Ahora que sabemos todo esto: ¿cómo podemos diferenciar entre un verdadero buscador de la verdad y otro que solo pretende engañar? En primer lugar, el falso buscador de la verdad siempre afirmará sin lugar a dudas la existencia del holocausto judío. Así se asegura la posibilidad de nombrar como “antisemita” a cualquiera que critique el supremacismo judío. También, y con el mismo motivo, estos desinformadores se encargarán de nombrar a Hitler como el más perverso ser que haya nacido. La única excepción a esta regla son los espacios explícitamente diseñados para “pescar nazis”.

Con frecuencia nombran a los banqueros, pero jamás dicen que esos banqueros son judíos. Y evidentemente ponen en duda la veracidad de los Protocolos de los Sabios de Sión. Hablan de los millones asesinados por comunistas en Rusia, pero jamás mencionan que esos rusos comunistas que decretaron las masacres no eran rusos sino judíos.
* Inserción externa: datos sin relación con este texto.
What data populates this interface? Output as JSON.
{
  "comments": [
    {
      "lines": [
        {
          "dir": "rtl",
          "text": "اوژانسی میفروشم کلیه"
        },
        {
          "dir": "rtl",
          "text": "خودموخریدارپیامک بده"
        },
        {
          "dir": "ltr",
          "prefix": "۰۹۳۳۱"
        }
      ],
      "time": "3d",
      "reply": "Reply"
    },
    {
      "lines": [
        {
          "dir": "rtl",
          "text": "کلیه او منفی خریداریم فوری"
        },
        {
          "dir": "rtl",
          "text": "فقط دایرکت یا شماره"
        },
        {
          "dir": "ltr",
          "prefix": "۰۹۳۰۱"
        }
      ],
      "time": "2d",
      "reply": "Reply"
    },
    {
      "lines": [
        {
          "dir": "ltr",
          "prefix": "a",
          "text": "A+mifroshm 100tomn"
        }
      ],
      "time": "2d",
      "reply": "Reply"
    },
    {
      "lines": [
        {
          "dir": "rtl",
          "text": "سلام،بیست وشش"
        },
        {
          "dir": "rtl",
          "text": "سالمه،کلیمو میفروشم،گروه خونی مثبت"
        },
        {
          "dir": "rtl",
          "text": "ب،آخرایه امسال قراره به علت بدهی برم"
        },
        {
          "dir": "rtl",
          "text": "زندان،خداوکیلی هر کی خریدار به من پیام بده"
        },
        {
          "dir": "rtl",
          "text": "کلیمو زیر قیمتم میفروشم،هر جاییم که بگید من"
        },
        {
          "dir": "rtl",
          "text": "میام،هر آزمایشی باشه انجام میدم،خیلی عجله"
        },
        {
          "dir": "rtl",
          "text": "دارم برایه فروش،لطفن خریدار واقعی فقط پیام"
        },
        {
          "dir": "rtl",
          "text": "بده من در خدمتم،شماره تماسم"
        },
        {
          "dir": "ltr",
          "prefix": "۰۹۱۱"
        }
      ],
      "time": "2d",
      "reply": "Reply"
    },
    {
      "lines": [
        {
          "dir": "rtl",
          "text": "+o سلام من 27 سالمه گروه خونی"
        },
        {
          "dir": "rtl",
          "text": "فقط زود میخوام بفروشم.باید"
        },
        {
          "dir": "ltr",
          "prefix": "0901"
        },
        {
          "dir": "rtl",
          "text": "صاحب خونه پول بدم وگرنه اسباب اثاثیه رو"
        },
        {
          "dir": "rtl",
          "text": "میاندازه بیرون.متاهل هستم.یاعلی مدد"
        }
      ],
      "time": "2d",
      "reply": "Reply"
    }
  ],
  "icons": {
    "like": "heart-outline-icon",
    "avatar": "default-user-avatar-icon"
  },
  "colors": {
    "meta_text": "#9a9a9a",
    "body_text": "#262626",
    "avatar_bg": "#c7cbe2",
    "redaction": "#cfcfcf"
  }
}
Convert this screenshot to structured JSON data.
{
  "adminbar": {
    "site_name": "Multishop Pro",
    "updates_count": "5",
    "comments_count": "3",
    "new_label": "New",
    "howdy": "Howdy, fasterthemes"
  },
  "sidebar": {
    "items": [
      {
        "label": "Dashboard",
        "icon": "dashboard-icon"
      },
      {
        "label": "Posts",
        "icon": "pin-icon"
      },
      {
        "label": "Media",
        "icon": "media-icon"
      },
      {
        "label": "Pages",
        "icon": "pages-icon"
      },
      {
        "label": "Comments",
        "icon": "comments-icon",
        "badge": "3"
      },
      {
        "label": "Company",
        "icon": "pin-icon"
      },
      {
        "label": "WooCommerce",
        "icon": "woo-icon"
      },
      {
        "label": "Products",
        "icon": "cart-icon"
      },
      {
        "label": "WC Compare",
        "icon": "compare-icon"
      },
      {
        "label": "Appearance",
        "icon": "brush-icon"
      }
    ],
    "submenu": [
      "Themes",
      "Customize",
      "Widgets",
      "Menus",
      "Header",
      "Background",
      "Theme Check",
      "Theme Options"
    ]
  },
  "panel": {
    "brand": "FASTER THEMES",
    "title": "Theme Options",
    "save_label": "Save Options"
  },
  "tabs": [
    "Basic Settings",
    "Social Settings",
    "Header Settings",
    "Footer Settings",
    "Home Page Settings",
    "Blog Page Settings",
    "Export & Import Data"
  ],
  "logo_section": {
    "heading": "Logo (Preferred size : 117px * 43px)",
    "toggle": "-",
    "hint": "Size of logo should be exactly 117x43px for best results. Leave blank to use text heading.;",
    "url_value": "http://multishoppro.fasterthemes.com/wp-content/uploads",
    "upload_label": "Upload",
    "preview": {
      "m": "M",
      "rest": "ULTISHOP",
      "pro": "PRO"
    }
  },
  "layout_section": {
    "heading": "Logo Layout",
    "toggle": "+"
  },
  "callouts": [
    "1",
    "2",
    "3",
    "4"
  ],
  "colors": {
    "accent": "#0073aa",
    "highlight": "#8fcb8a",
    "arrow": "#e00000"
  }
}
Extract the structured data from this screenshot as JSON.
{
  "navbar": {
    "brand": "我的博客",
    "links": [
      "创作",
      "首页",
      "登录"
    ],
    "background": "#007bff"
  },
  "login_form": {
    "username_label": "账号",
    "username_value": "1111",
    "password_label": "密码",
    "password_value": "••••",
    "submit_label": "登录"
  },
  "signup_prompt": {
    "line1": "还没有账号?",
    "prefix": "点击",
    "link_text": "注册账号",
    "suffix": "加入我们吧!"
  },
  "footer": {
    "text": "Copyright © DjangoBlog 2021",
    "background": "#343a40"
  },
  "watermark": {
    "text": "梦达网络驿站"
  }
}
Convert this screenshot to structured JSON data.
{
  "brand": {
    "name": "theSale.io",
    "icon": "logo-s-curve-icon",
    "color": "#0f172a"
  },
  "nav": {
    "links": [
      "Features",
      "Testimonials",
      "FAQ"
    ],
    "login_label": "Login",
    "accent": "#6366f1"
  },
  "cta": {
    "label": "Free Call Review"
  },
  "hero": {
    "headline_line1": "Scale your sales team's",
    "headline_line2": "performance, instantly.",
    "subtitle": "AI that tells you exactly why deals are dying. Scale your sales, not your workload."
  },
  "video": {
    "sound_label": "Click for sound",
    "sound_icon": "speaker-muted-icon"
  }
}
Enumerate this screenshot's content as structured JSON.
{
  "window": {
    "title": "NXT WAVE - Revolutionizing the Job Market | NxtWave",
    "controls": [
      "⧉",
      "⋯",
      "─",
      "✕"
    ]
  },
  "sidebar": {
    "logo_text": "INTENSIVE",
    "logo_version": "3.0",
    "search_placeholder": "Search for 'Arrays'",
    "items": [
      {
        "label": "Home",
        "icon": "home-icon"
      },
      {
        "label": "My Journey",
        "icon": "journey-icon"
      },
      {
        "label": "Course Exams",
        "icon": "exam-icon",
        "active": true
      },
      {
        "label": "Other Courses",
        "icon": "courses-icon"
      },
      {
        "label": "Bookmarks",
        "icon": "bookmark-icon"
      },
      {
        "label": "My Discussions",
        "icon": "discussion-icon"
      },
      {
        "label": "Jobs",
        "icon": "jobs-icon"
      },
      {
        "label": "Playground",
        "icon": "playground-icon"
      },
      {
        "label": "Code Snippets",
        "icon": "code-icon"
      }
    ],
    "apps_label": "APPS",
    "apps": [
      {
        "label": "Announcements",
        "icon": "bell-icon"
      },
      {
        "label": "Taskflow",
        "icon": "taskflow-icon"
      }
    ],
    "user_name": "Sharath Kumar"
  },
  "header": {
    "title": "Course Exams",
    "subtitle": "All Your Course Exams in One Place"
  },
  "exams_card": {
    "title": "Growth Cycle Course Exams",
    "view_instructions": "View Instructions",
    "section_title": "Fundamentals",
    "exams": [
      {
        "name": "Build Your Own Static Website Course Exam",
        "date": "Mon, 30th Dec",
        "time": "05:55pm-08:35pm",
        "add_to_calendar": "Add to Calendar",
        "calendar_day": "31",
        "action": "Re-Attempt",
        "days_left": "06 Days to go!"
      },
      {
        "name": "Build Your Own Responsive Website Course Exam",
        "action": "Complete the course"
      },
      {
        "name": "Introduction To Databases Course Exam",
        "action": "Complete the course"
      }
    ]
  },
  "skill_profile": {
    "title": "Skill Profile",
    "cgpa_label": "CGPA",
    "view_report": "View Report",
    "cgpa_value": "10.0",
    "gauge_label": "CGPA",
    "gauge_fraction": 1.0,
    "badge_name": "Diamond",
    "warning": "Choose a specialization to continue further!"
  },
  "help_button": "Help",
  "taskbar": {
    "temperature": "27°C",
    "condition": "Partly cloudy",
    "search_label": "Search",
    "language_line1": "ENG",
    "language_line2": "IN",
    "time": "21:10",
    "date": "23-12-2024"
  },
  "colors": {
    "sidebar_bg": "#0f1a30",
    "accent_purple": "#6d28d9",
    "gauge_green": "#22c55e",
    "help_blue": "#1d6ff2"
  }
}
Además usan incontables eufemismos para camuflar a la tribu hebrea sin nombrarla: bilderbergers, illuminati, banqueros, jesuitas, Bush, Obama, aliens, matrix, anunakis, lagartijas, tecnócratas, neocons, imperialistas, globalistas y más.

Otra señal que no debemos dejar pasar es que se enfocan siempre en los síntomas y jamás en las verdaderas causas. Es cierto, por ejemplo, que negros y mestizos son genéticamente diferentes y es imposible incluirlos en las sociedades blancas. También es cierto que los musulmanes no pretenden integrarse y se aíslan formando guetos donde replican las costumbres de sus lejanas patrias. Pero ellos no son más que peones ignorantes de la judería. Al final todos estamos siendo manipulados por un escaso grupo de gente egoísta y psicópata.

Dicen que estamos mal, que nos esclavizan, que corrompen nuestra moral. Pero ni susurran el nombre de los encargados de promover tanta basura e inmoralidad en sus medios de comunicación, o de aplicar las políticas que nos someten. Dicen que el judaísmo es solo otra religión más. Pero se olvidan de mencionar que es una religión degenerada que olvidó los principios de ayudar a mejorar a la humanidad para sustituirlos por una ideología de dominación y odio donde solo ellos son los elegidos.

¡Una verdad a medias es SIEMPRE una mentira!